This crash happens almost every time when running with Coherence.

It may be another jar conflict lingering somewhere.
Any other suggestions are more then welcome.

--

Hi,

yes, I noticed in the crash dump report Coherence is present, but there
shouldn't be such a serious JVM fault, with either Coherence or ES or both
installed, so that's strange.

If you did additional OS tuning, it is hard to trace down if the JVM
suffers from that.

One guess for the cause of the crash is, the JVM (also the NIO) memory has
been completey consumed on that machine, and the string can not be
fetched/stored for parameter evaluation by the Hot Spot compiler, before an
OOM condition could be detected. That is common challenge for memory
management systems under high load pressure. Aand you have AggressiveOpts
enabled, i.e experimental JVM code is active. Without deeper knowledge of
the specific JVM implementation it is not possible to fix such issues.

A strategy for working around such a JVM issue, beside disabling the
AggressiveOpts, could be to identify the programs that are allocating the
NIO memory and trying to reduce the consumption, therefore reducing the
possibility of memory pressure. So the chance of a JVM crash could also be
reduced.

Just a side note, it should be sufficient to use a TransportClient as a
singleton. Is there any reason you run multiple transport clients? A
singleton consumes less sockets and less memory, also less NIO memory.

Jörg

--

HI Jorg, so removing -XX:+AggressiveOpts did not help, however by removing
all of the GC options I could not reproduce the crash. We have a lot of
options set including G1GC, there may be some sort of conflict. Our next
step is to take a closer look at these GC options.

A coworker of mine looked at the core file and noted that there was no
third party native code loaded at the time of the crash, he noted they were
all standard JDK libraries and Linux C runtimes / shared objects. Which
made us think it was a memory management issue.
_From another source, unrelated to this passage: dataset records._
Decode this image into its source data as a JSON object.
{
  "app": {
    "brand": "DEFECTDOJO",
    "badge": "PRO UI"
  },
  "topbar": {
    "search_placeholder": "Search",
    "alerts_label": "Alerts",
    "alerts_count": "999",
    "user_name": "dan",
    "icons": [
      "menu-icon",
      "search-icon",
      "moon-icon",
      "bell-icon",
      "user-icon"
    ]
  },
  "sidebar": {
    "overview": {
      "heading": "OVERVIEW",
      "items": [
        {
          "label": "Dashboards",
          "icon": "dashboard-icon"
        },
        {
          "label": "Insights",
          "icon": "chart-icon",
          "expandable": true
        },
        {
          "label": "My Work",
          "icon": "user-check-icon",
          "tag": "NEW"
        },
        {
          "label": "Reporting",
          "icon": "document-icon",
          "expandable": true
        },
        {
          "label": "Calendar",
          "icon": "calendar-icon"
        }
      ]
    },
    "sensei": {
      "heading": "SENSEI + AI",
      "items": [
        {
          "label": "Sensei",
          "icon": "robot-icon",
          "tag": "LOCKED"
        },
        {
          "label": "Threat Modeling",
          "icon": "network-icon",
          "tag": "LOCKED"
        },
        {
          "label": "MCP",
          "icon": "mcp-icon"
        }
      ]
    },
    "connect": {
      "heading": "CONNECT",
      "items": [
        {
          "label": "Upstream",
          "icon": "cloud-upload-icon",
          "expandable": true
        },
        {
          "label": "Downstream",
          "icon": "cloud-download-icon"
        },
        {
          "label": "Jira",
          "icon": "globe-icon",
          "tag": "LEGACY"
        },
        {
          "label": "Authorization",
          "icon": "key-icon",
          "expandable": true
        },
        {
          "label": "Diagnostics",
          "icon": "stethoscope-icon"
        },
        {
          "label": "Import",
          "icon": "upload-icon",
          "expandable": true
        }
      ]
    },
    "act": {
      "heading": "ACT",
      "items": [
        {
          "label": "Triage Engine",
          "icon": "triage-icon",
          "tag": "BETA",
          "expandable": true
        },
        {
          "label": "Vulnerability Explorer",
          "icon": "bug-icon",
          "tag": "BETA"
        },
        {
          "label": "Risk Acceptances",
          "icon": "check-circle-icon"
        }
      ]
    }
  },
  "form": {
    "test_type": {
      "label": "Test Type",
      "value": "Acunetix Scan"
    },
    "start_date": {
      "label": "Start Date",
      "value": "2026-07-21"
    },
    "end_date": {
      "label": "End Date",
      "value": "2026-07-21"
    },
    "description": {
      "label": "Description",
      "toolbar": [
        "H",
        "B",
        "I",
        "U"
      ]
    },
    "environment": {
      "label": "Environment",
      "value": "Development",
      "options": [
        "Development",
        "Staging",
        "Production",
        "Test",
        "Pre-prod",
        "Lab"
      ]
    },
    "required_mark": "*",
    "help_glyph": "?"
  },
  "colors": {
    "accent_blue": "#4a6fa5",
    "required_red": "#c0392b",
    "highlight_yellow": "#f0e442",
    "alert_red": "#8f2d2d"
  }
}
The theory is that heap may have been GC'ed instead of moved, along with
its references.

--

Meant to say that the byte array (used by writeUTF) on the heap may have
been removed by GC, rather than moved.

--

I agree, I appreciate your feedback, nice to have it identified by dropping
the GC JVM options. Since the GC implementations in Java 7 are quite new,
and others could encounter the same issue in the future, you might feel
comfortable to fill out a Java 7 bug report at
Oracle http://bugreport.sun.com/bugreport/

Best regards,

Jörg

On Wednesday, November 21, 2012 11:02:58 PM UTC+1, emj11 wrote:

Meant to say that the byte array (used by writeUTF) on the heap may have
been removed by GC, rather than moved.

--

There were quite a few options being used.....When I removed UseG1GC the
crash no longer happened.

Has anyone tested ES with Java 7's new GC? I am using 19.8.

--

Just one more reason the bug should be reported!

The G1 GC is quite new, although it had been declared stable since Java 7u4
. Yes, I'm interested in finding recommendable GC JVM settings for
Elasticsearch workloads on current JVMs, so this news is exciting to me.

Best regards,

Jörg

On Wednesday, November 28, 2012 9:30:26 PM UTC+1, emj11 wrote:

There were quite a few options being used.....When I removed UseG1GC the
crash no longer happened.

Has anyone tested ES with Java 7's new GC? I am using 19.8.

--